Defending Tokyo Marathon champion Wilson Kipsang displays his target time for tomorrow's race ©Getty Images

Defending champion Wilson Kipsang is favourite to retain his Tokyo Marathon title tomorrow - and has displayed his target time of 2 hours 02min 50sec, seven seconds inside the world record, at the pre-race press conference

Even if that proves a time too far for the 35-year-old Kenyan, the course record of 2 hours 03min 58sec he set last year looks in peril in the first of this year’s World Marathon Majors series.

Kipsang, a previous world record holder thanks to his 2014 Berlin victory in 2:03:23, lowered his personal best to 2:03:13 in following Ethiopia's Kenenisa Bekele home in the same city two years ago, and he will toe the line in Japan in fine form.
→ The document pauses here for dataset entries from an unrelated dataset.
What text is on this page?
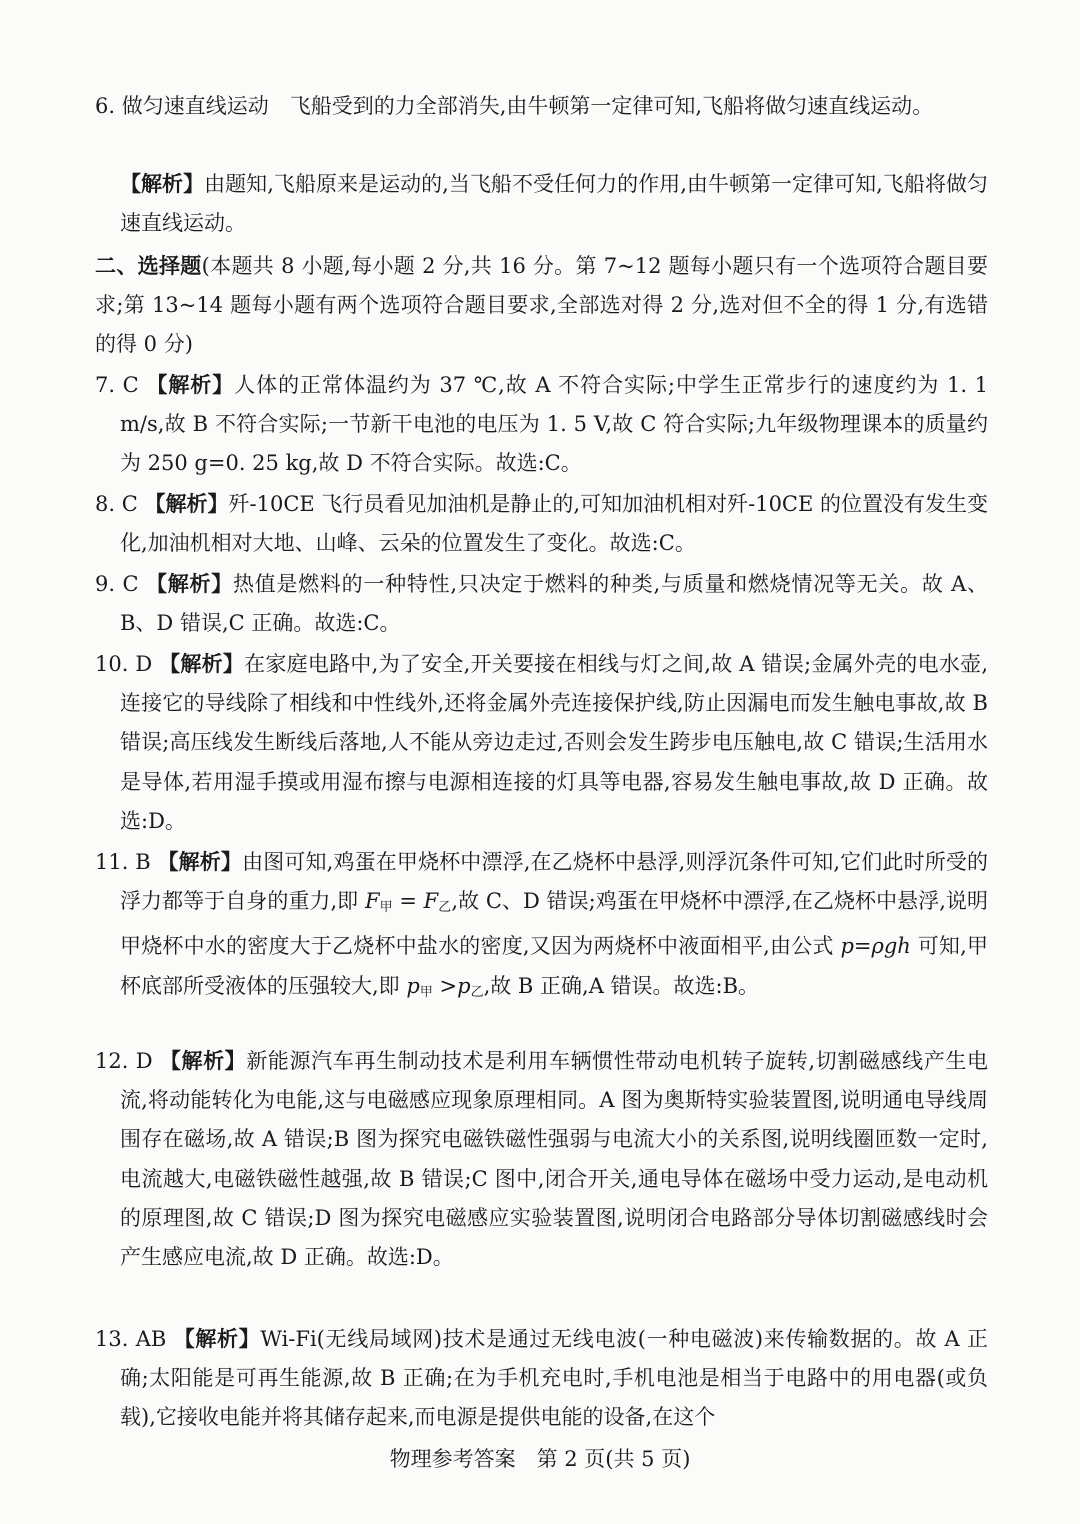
6. 做匀速直线运动　飞船受到的力全部消失,由牛顿第一定律可知,飞船将做匀速直线运动。

【解析】由题知,飞船原来是运动的,当飞船不受任何力的作用,由牛顿第一定律可知,飞船将做匀速直线运动。

二、选择题(本题共 8 小题,每小题 2 分,共 16 分。第 7~12 题每小题只有一个选项符合题目要求;第 13~14 题每小题有两个选项符合题目要求,全部选对得 2 分,选对但不全的得 1 分,有选错的得 0 分)

7. C 【解析】人体的正常体温约为 37 ℃,故 A 不符合实际;中学生正常步行的速度约为 1. 1 m/s,故 B 不符合实际;一节新干电池的电压为 1. 5 V,故 C 符合实际;九年级物理课本的质量约为 250 g=0. 25 kg,故 D 不符合实际。故选:C。

8. C 【解析】歼-10CE 飞行员看见加油机是静止的,可知加油机相对歼-10CE 的位置没有发生变化,加油机相对大地、山峰、云朵的位置发生了变化。故选:C。

9. C 【解析】热值是燃料的一种特性,只决定于燃料的种类,与质量和燃烧情况等无关。故 A、B、D 错误,C 正确。故选:C。

10. D 【解析】在家庭电路中,为了安全,开关要接在相线与灯之间,故 A 错误;金属外壳的电水壶,连接它的导线除了相线和中性线外,还将金属外壳连接保护线,防止因漏电而发生触电事故,故 B 错误;高压线发生断线后落地,人不能从旁边走过,否则会发生跨步电压触电,故 C 错误;生活用水是导体,若用湿手摸或用湿布擦与电源相连接的灯具等电器,容易发生触电事故,故 D 正确。故选:D。

11. B 【解析】由图可知,鸡蛋在甲烧杯中漂浮,在乙烧杯中悬浮,则浮沉条件可知,它们此时所受的浮力都等于自身的重力,即 $F_甲 = F_乙$,故 C、D 错误;鸡蛋在甲烧杯中漂浮,在乙烧杯中悬浮,说明甲烧杯中水的密度大于乙烧杯中盐水的密度,又因为两烧杯中液面相平,由公式 p=ρgh 可知,甲杯底部所受液体的压强较大,即 $p_甲 >p_乙$,故 B 正确,A 错误。故选:B。

12. D 【解析】新能源汽车再生制动技术是利用车辆惯性带动电机转子旋转,切割磁感线产生电流,将动能转化为电能,这与电磁感应现象原理相同。A 图为奥斯特实验装置图,说明通电导线周围存在磁场,故 A 错误;B 图为探究电磁铁磁性强弱与电流大小的关系图,说明线圈匝数一定时,电流越大,电磁铁磁性越强,故 B 错误;C 图中,闭合开关,通电导体在磁场中受力运动,是电动机的原理图,故 C 错误;D 图为探究电磁感应实验装置图,说明闭合电路部分导体切割磁感线时会产生感应电流,故 D 正确。故选:D。

13. AB 【解析】Wi-Fi(无线局域网)技术是通过无线电波(一种电磁波)来传输数据的。故 A 正确;太阳能是可再生能源,故 B 正确;在为手机充电时,手机电池是相当于电路中的用电器(或负载),它接收电能并将其储存起来,而电源是提供电能的设备,在这个

物理参考答案　第 2 页(共 5 页)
Kipsang was on world record pace in this race last year for the first 30 of the 42.1 kilometres and won with a time that was also an Asian all-comers’ record, becoming the first man to record four sub 2:04 marathons.

He made another attempt at the world record in Berlin last September and was again on pace after 30km, but with two others ahead of him - Kenya's Eliud Kipchoge and Ethiopia's Guye Adola - he dropped out.

Kipsang got back into action six weeks later, finishing a close second to fellow Kenyan Geoffrey Kamworor in New York City.

There is no other male entrant in Tokyo to have run to within a minute of Kipsang’s best but there will be estimable opposition nevertheless in the form of three men who have bettered 2:05 - fellow Kenyan Dickson Chumba, Tokyo winner in 2014, and the Ethiopian pair of Tsegaye Mekonnen and Feyisa Lilesa.

Ethiopia's Feyisa Lilesa, pictured making his familiar gesture of solidarity with his beleaguered Oromo people after running last year's London Marathon, will seek to regain the Tokyo title he won in 2016 ©Getty Images
Ethiopia's Feyisa Lilesa, pictured making his familiar gesture of solidarity with his beleaguered Oromo people after running last year's London Marathon, will seek to regain the Tokyo title he won in 2016 ©Getty Images

The latter was 2016 Tokyo champion and went on to attract world attention in taking silver at the Olympics in Rio de Janeiro as he raised crossed arms above his head at the finish in a gesture of solidarity with those protesting against ethnic killing of his own Oromo people in his home country.

Lilesa has since been based in the United States but has struggled to reach his 2016 levels of form thus far.

Last year Japan’s half-marathon record holder Yuta Shitara got to halfway on world record pace before dropping back, and Shitara – who has since run 2:09:03 in Berlin - is back again.

In the women’s race, Amy Cragg - a bronze medallist for the United States at last year’s International Association of Athletics Federations World Championships in London - will be seeking to take a significant chunk off her personal best of 2:27:03

Gavourite for the race, though, is Ethiopia’s 24-year-old Ruti Aga, who ran a personal best of 2:20:41 at Berlin last year.

Also likely to figure are Aga’s compatriots Shure Demise and Birhane Dibaba, and Kenya’s Purity Rionoripo, who has the second fastest personal best of the field in 2:20:55.